HBV integration refers to the insertion of DNA fragments derived from HBV into the human genome [119]. The integration of HBV DNA into the human genome has been extensively studied, revealing its confirmed carcinogenic potential in various experimental models. While integration events occur early during HBV infection, their exact role in the development of HCC is yet to be fully verified.

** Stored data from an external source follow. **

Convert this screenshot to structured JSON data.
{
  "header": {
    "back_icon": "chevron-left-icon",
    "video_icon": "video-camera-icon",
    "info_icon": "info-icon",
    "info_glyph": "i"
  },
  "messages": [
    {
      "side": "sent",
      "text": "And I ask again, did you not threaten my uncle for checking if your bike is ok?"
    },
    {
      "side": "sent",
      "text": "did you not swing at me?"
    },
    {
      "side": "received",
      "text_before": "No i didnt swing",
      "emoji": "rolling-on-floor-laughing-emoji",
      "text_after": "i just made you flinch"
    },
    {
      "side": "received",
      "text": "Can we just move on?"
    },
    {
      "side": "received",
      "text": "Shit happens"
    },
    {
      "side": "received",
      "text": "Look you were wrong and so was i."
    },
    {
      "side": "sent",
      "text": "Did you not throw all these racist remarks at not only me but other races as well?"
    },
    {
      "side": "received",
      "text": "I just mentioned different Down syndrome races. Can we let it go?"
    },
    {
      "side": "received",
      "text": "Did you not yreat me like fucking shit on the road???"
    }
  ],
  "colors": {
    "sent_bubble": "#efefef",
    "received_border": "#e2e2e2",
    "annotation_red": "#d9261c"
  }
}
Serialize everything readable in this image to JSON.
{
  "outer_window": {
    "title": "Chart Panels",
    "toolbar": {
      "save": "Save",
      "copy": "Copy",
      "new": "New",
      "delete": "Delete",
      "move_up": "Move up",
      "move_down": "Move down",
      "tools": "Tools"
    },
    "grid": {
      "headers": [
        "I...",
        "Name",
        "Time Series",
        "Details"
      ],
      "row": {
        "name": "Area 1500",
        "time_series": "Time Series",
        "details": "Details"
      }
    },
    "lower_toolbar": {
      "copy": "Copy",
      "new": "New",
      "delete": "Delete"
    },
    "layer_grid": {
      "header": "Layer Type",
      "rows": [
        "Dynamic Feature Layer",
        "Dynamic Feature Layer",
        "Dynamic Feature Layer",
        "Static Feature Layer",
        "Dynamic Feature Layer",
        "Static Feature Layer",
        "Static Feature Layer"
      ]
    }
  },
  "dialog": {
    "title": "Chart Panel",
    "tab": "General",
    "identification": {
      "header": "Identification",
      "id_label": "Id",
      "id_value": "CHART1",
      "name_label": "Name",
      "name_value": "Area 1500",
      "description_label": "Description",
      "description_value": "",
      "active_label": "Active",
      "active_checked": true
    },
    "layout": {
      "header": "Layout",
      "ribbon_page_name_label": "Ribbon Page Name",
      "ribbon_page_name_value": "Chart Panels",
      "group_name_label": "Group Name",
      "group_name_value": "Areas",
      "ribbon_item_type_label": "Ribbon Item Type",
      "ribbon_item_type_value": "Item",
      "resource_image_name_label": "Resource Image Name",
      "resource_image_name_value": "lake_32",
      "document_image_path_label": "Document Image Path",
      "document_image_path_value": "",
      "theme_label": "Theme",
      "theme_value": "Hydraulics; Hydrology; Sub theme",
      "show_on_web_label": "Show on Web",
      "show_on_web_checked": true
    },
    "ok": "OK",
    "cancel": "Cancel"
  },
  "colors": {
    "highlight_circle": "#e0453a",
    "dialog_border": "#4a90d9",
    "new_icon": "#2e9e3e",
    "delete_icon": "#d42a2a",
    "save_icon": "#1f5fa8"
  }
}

In the future, the establishment of comprehensive animal models that encapsulate the entire HBV infection process is pivotal. Such models will afford a more nuanced exploration of the ramifications of integrated HBV DNA on the hepatocytic transformation into a carcinogenic phenotype. Moreover, the development of pragmatic and cost-efficient methodologies for detecting integrations, coupled with the identification of pertinent serological markers denoting their presence, will significantly augment our capacity to appraise the potential for attaining a functional cure.

Furthermore, given that integrated HBV DNA contributes to the production of HBsAg and may impede the realization of a functional cure, prospective research should concentrate on discerning novel serological markers that more accurately signify the presence of integrations. This is particularly imperative in patients subjected to NAs treatment, where the absence of correlation between HBsAg levels and serum HBV DNA poses challenges in monitoring the efficacy of antiviral therapy.

Moreover, for the advancement of the field, the prioritization of clinical trials assessing the efficacy of diverse treatments in expediting the clearance of HBV integrations is essential. The exploration of innovative therapeutic modalities tailored specifically to target integrated HBV DNA will be instrumental in achieving comprehensive elimination. Thus, forthcoming research endeavors should be strategically oriented toward these pivotal domains to unravel the intricacies of HBV DNA integration and pave the way for more efficacious therapeutic interventions.